Three months later, he returned to Nairobi and opened a youth centre for Somali refugees. He named it Kobciye.
“It means empowerment in Somali,” says Shamsa Hassan, 27, his eldest daughter. “His passion has always been for youth, the most affected by war and displacement and poverty. Militia groups were recruiting young children to fight in Somalia. He wanted to educate them and give them a place to play basketball and volleyball, use computers and find jobs.”
Eyow expanded Kobciye’s operations to include three other centres, and was in the process of opening an office in Mogadishu. He would return to Canada once a year and the family visited him in Nairobi when they could. In between visits, says Hassan, they were in constant touch by phone, email and Skype. Hassan remembers Eyow talking to his children about their homework, explaining math problems or political systems, listening to their ideas and their dreams.
“He took us on that journey with him as much as he could,” says Hassan.

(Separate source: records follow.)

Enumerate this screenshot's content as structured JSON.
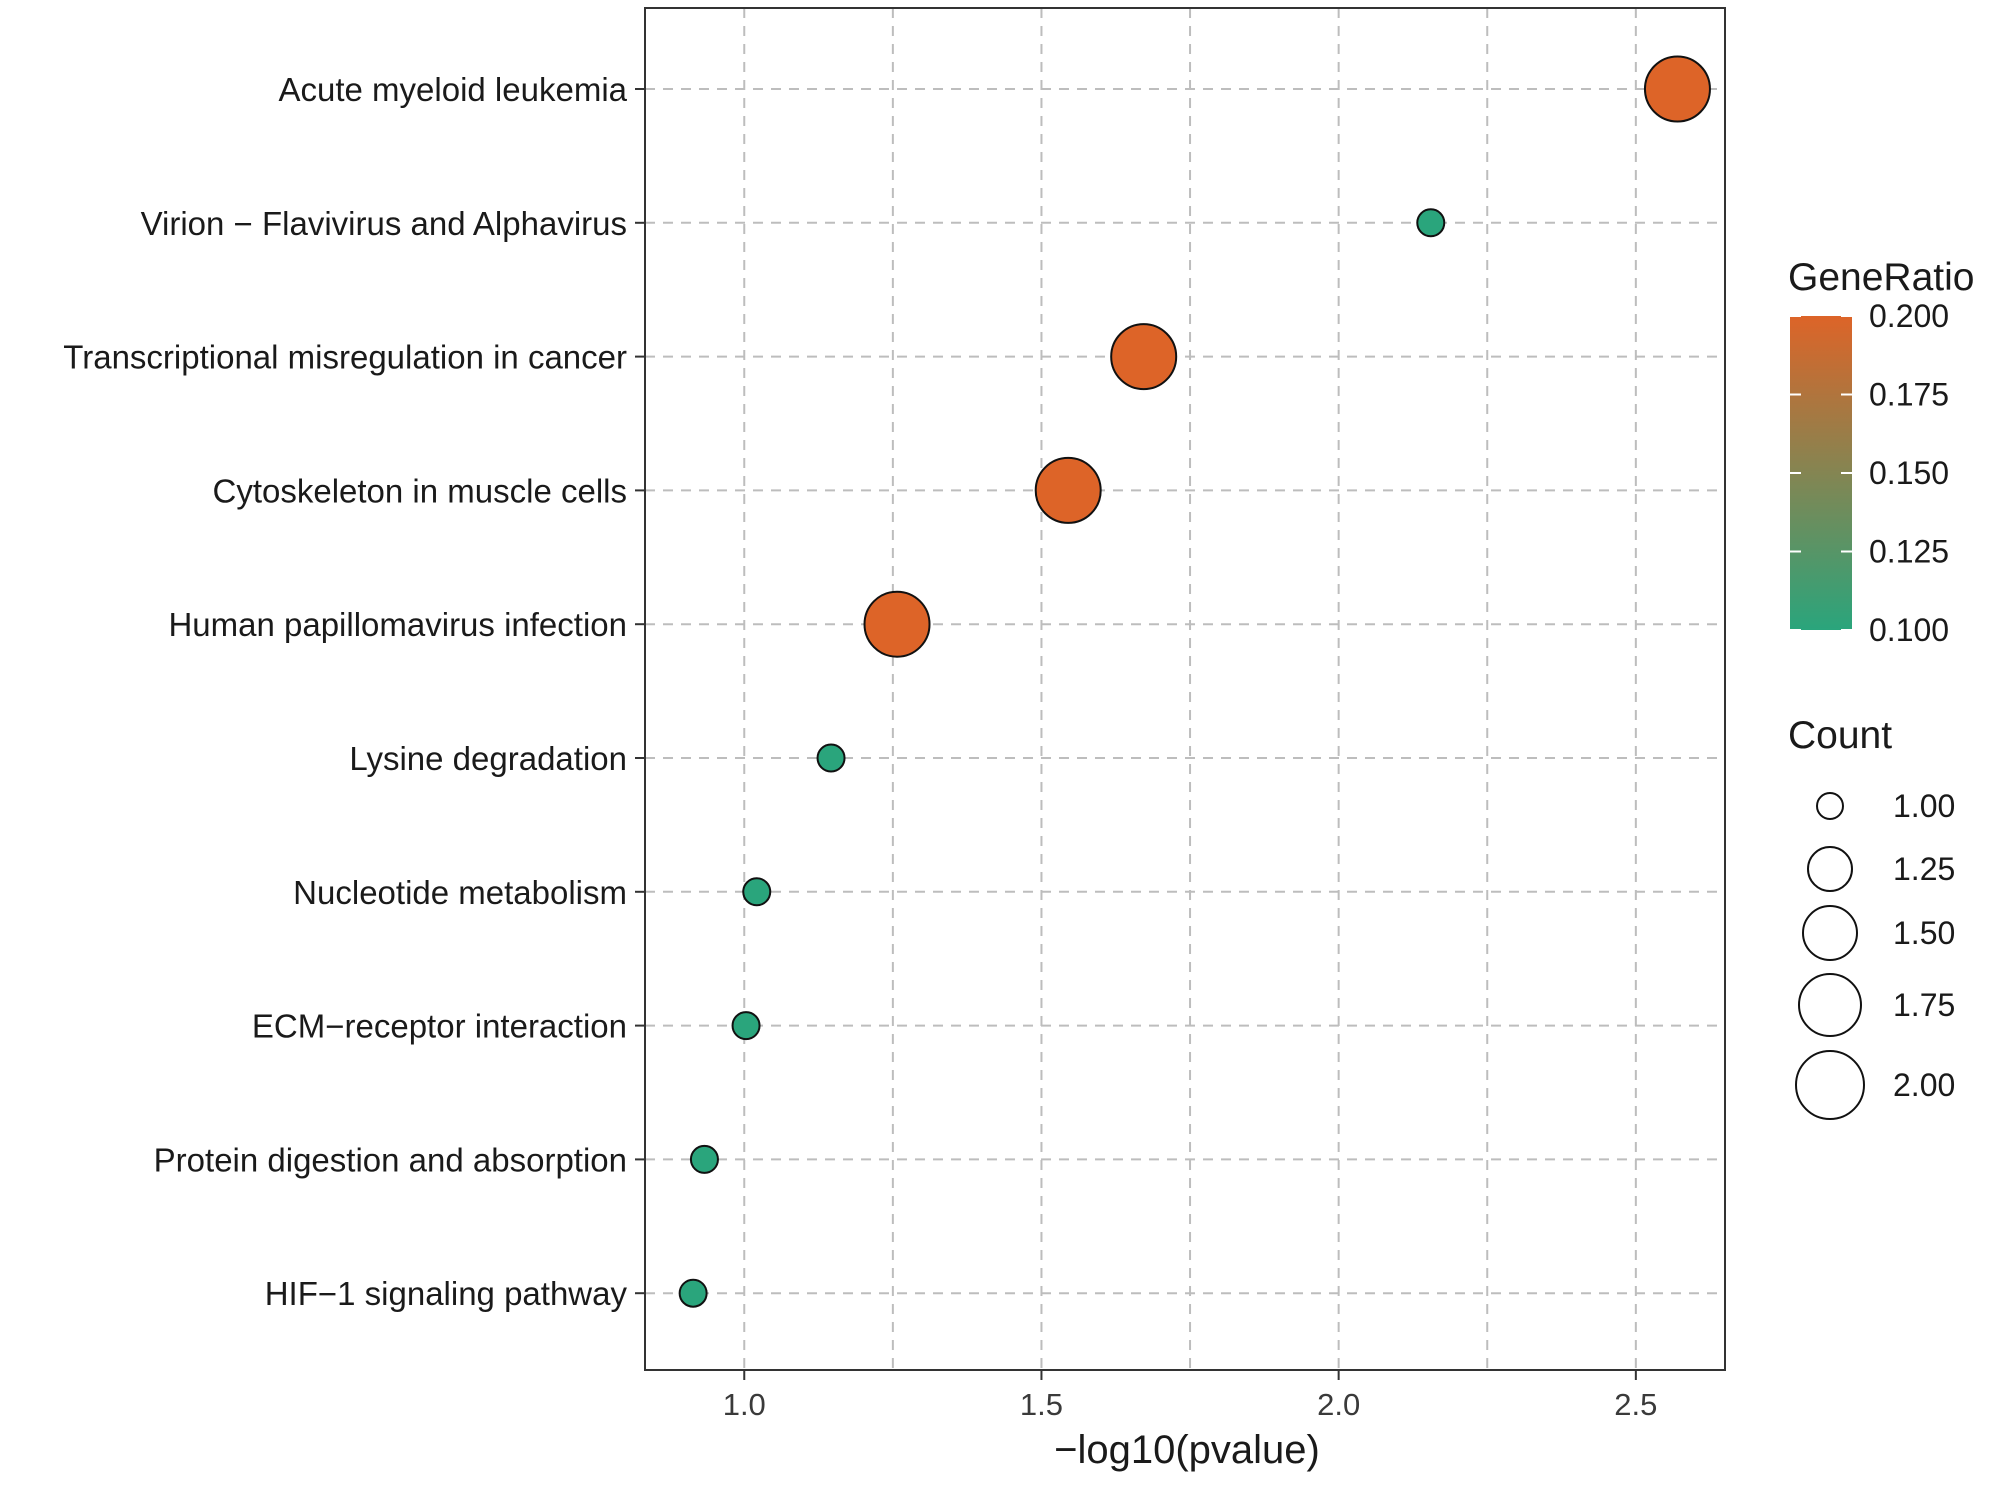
{
  "chart_data": {
    "type": "scatter",
    "subtype": "dotplot",
    "title": "",
    "xlabel": "−log10(pvalue)",
    "ylabel": "",
    "xlim": [
      0.833,
      2.65
    ],
    "xticks": [
      1.0,
      1.5,
      2.0,
      2.5
    ],
    "xtick_labels": [
      "1.0",
      "1.5",
      "2.0",
      "2.5"
    ],
    "x_minor_gridlines": [
      1.25,
      1.75,
      2.25
    ],
    "grid": true,
    "points": [
      {
        "term": "Acute myeloid leukemia",
        "x": 2.57,
        "gene_ratio": 0.2,
        "count": 2
      },
      {
        "term": "Virion − Flavivirus and Alphavirus",
        "x": 2.155,
        "gene_ratio": 0.1,
        "count": 1
      },
      {
        "term": "Transcriptional misregulation in cancer",
        "x": 1.672,
        "gene_ratio": 0.2,
        "count": 2
      },
      {
        "term": "Cytoskeleton in muscle cells",
        "x": 1.545,
        "gene_ratio": 0.2,
        "count": 2
      },
      {
        "term": "Human papillomavirus infection",
        "x": 1.257,
        "gene_ratio": 0.2,
        "count": 2
      },
      {
        "term": "Lysine degradation",
        "x": 1.146,
        "gene_ratio": 0.1,
        "count": 1
      },
      {
        "term": "Nucleotide metabolism",
        "x": 1.021,
        "gene_ratio": 0.1,
        "count": 1
      },
      {
        "term": "ECM−receptor interaction",
        "x": 1.003,
        "gene_ratio": 0.1,
        "count": 1
      },
      {
        "term": "Protein digestion and absorption",
        "x": 0.933,
        "gene_ratio": 0.1,
        "count": 1
      },
      {
        "term": "HIF−1 signaling pathway",
        "x": 0.914,
        "gene_ratio": 0.1,
        "count": 1
      }
    ],
    "color_legend": {
      "title": "GeneRatio",
      "range": [
        0.1,
        0.2
      ],
      "ticks": [
        "0.200",
        "0.175",
        "0.150",
        "0.125",
        "0.100"
      ],
      "low_color": "#2aa57c",
      "high_color": "#dd6428"
    },
    "size_legend": {
      "title": "Count",
      "entries": [
        {
          "label": "1.00",
          "value": 1.0
        },
        {
          "label": "1.25",
          "value": 1.25
        },
        {
          "label": "1.50",
          "value": 1.5
        },
        {
          "label": "1.75",
          "value": 1.75
        },
        {
          "label": "2.00",
          "value": 2.0
        }
      ]
    }
  }
}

Still, it is hard to share your father with a passion that takes him to the other side of the world.
“It’s something that, as his daughter, I have struggled with a lot,” says Hassan. “- when somebody has a purpose, you can’t hold them back. I don’t think he would have been happy or we would have been happy if he didn’t get to do that work and help all those people.”

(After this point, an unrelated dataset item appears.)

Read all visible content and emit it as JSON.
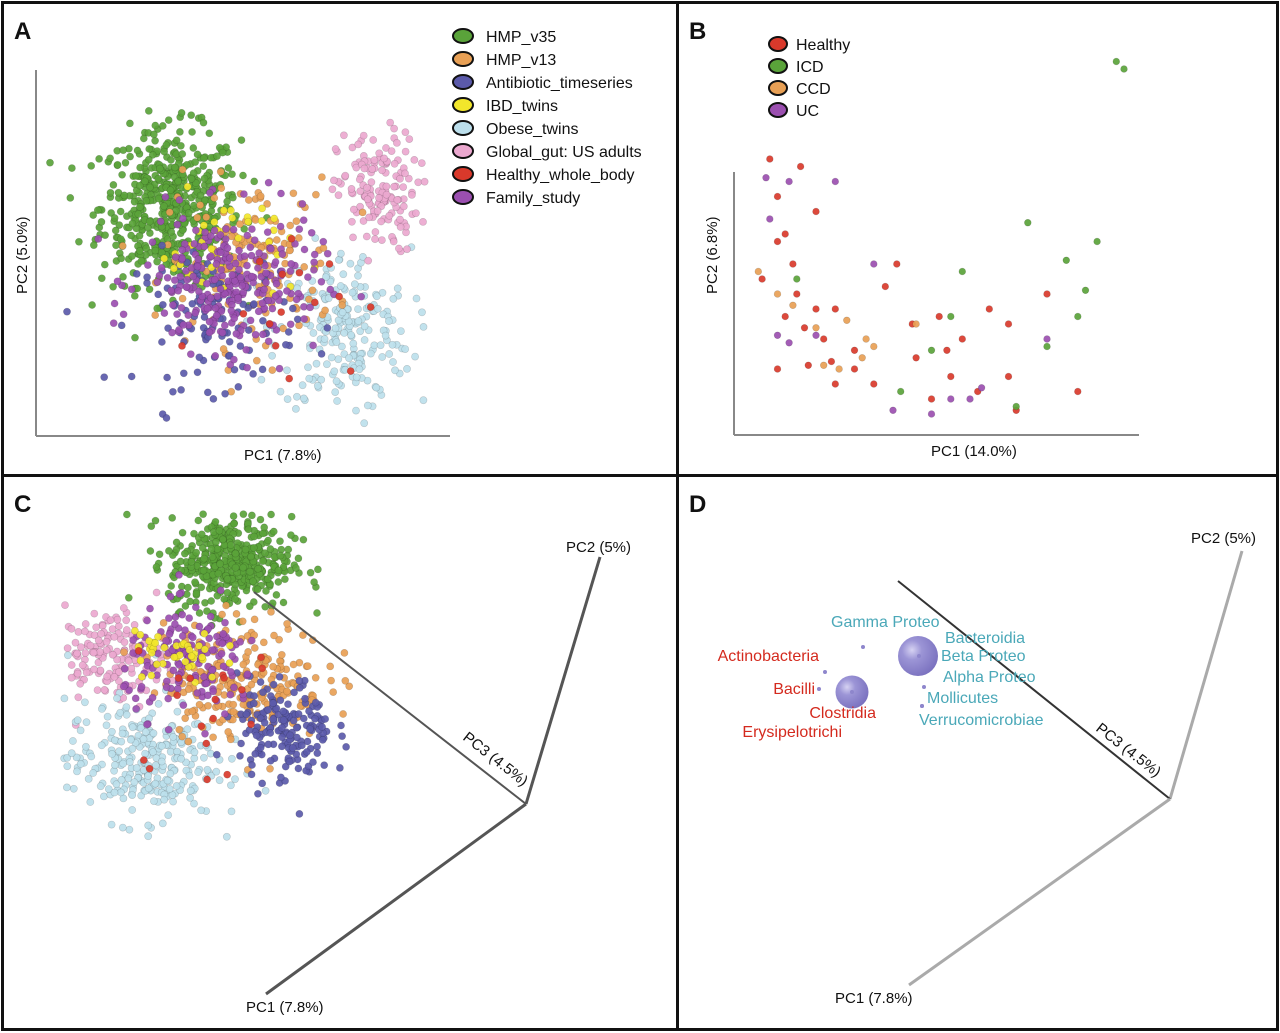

Several of Eyow’s children, including Hassan, inherited his passion for development. His son, Afrah, recently graduated with a degree in human rights and law. Her sister Kaltum, 18, worked with their father last summer at his centre in Eastleigh, the Nairobi neighbourhood that is home to thousands of Somalis.
Hassan, a graduate of the University of Calgary in political science and history, recently completed a postgraduate diploma in international development. She is confident that Kobciye will continue under new leadership, and muses about following in her father’s footsteps.
“He believed a lot of things would be solved if people were more educated, and he tried to get them into school,” says Hassan. “He saw there was so much work to be done. He never gave up.”